アホはないだろう、せめてバカって言えよ。
「えぇー、言えないのか。もっと触って欲しいってことなんだな」
「はぁー、違うよ。お口が淋しいってことです。〈サトミ〉に言わせるなんて、ちょっと酷(ひど)くないですか」
「あっ、〈サトミ〉、ごめんなさい」
僕は〈サトミ〉にべっちょりとキスをして、もう淋しくないように口の中とか他のところも埋めてあげた。
〈サトミ〉は必死に僕へ抗議をしていたようだが、舌で口を埋めているから良く聞き取れなかったんだ。
終わった後も、〈サトミ〉のおっぱいを揉み続けているから、さすがにもう淋しくはないだろう。
「うんん、〈ターさま〉、〈サトミ〉は自分が怖くなってきたよ」
〈サトミ〉は拗(す)ねたような甘えた声で、僕へ囁(ささや)くから、夜になったらベッドの上でも大ハッスルしなくちゃならないな。
〈サトミ〉をもっと怖がらせれば、もう痛くはなくなるはずだ。
僕にヒシっと抱きついて、さらにデレデレと甘えてくれるに違いない。
もっと際どいセクシーランジェリーも、日常的に着てくれるだろう。
僕もお返しに、ブーメランパンツを履いてあげよう。
新町に〈カリナ〉の〈南国果物店〉がオープンしたので、〈アコ〉が開店祝いの花を贈ったらしい。
かなりのご祝儀(しゅうぎ)も渡したようだ。
いくら知り合いだからと言って、領主が依怙贔屓(えこひいき)をするのはどうかとも思うが、女主人の〈アコ〉が決めたのだから何も言うまい。

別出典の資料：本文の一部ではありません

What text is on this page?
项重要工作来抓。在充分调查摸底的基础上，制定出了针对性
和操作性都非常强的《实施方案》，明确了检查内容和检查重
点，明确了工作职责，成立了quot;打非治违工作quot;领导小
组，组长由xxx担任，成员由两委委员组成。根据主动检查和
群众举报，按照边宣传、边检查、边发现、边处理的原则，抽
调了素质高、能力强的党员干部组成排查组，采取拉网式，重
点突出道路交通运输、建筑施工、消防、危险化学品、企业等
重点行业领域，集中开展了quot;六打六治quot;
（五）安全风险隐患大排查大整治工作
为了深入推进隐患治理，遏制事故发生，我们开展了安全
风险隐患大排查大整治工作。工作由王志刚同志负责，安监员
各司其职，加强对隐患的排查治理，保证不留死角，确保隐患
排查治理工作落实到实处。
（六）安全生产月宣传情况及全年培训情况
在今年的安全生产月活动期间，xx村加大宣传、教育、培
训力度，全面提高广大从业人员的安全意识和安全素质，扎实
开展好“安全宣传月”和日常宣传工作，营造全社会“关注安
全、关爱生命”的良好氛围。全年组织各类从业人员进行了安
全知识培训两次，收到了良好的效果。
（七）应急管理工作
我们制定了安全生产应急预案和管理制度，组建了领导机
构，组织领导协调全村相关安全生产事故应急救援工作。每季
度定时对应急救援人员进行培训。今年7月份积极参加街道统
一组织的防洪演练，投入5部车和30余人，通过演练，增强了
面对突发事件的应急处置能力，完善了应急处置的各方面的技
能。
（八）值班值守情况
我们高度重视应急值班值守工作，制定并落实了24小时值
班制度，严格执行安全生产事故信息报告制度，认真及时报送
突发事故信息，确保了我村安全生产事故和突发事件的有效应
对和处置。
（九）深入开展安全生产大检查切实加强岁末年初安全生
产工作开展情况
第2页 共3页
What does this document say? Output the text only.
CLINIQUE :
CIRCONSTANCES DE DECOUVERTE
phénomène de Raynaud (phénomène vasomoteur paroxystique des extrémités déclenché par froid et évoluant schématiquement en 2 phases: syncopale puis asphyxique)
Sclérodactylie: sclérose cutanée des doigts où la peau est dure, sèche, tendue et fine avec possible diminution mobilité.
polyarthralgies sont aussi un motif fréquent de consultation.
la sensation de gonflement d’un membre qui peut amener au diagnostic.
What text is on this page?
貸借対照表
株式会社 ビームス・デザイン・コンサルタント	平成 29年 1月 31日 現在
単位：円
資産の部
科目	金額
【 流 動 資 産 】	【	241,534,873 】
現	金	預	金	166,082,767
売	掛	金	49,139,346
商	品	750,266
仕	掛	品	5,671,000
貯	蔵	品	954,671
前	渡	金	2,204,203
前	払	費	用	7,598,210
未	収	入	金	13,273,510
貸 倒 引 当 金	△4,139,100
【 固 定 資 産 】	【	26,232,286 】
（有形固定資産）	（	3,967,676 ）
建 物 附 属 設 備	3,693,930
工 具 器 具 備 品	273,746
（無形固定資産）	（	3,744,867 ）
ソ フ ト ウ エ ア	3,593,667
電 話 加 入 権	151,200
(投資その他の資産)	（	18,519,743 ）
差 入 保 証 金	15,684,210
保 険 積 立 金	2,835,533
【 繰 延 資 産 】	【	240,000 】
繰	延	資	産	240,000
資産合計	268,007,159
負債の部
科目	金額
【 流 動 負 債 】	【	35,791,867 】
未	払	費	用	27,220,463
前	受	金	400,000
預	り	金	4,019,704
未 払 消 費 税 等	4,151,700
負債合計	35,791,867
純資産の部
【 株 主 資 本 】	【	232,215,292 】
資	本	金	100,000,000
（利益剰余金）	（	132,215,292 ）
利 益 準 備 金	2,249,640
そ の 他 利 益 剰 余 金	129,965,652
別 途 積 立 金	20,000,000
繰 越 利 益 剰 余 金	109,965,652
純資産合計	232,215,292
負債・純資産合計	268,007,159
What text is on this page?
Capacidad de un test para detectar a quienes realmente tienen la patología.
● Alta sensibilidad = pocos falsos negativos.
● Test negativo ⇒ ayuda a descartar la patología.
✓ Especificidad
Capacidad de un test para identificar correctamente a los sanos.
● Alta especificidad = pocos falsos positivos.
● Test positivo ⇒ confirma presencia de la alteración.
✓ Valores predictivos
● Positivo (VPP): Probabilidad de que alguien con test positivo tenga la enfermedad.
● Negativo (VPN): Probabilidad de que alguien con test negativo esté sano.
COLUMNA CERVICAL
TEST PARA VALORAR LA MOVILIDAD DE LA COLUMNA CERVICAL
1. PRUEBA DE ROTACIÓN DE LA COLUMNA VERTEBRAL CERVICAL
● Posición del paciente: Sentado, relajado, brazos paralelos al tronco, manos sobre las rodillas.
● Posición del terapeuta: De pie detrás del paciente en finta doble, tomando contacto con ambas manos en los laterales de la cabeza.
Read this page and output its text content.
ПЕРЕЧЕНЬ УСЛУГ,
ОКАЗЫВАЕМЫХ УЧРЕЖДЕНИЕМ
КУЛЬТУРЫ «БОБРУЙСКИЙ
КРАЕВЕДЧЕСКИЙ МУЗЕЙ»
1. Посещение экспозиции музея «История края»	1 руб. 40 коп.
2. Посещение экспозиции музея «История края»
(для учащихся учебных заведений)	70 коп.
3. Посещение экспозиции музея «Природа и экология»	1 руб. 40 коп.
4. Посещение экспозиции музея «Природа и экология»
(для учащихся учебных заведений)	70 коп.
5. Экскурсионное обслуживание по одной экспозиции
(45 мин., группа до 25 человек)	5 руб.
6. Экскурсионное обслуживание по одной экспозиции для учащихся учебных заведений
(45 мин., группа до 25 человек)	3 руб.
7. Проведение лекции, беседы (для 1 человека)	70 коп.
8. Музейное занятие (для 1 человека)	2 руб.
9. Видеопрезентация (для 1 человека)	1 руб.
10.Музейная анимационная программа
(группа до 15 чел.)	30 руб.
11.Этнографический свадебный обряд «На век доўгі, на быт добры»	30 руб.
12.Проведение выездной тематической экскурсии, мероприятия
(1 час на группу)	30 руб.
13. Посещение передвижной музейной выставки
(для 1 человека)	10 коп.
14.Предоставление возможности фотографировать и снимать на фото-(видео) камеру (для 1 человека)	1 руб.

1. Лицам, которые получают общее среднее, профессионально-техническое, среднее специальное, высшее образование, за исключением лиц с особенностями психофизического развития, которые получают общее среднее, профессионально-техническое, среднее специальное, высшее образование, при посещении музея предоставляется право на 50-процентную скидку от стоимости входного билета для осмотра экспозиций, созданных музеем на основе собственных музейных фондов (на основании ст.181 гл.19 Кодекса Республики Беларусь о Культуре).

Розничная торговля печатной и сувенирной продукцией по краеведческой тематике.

怒らせてエッチなことが出来なくなったら、それは猛烈な大問題だからな。
同時に〈リーツア〉さんの〈腹鍋屋〉も開店したので、同様のことをしたようだ。
雇い主である僕が、嫁姑問題の引き金を引けば、〈リク〉の忠誠心が損(そこ)なわれる危険が生じる。
〈アコ〉の判断は、至極妥当(しごくだとう)だと思う。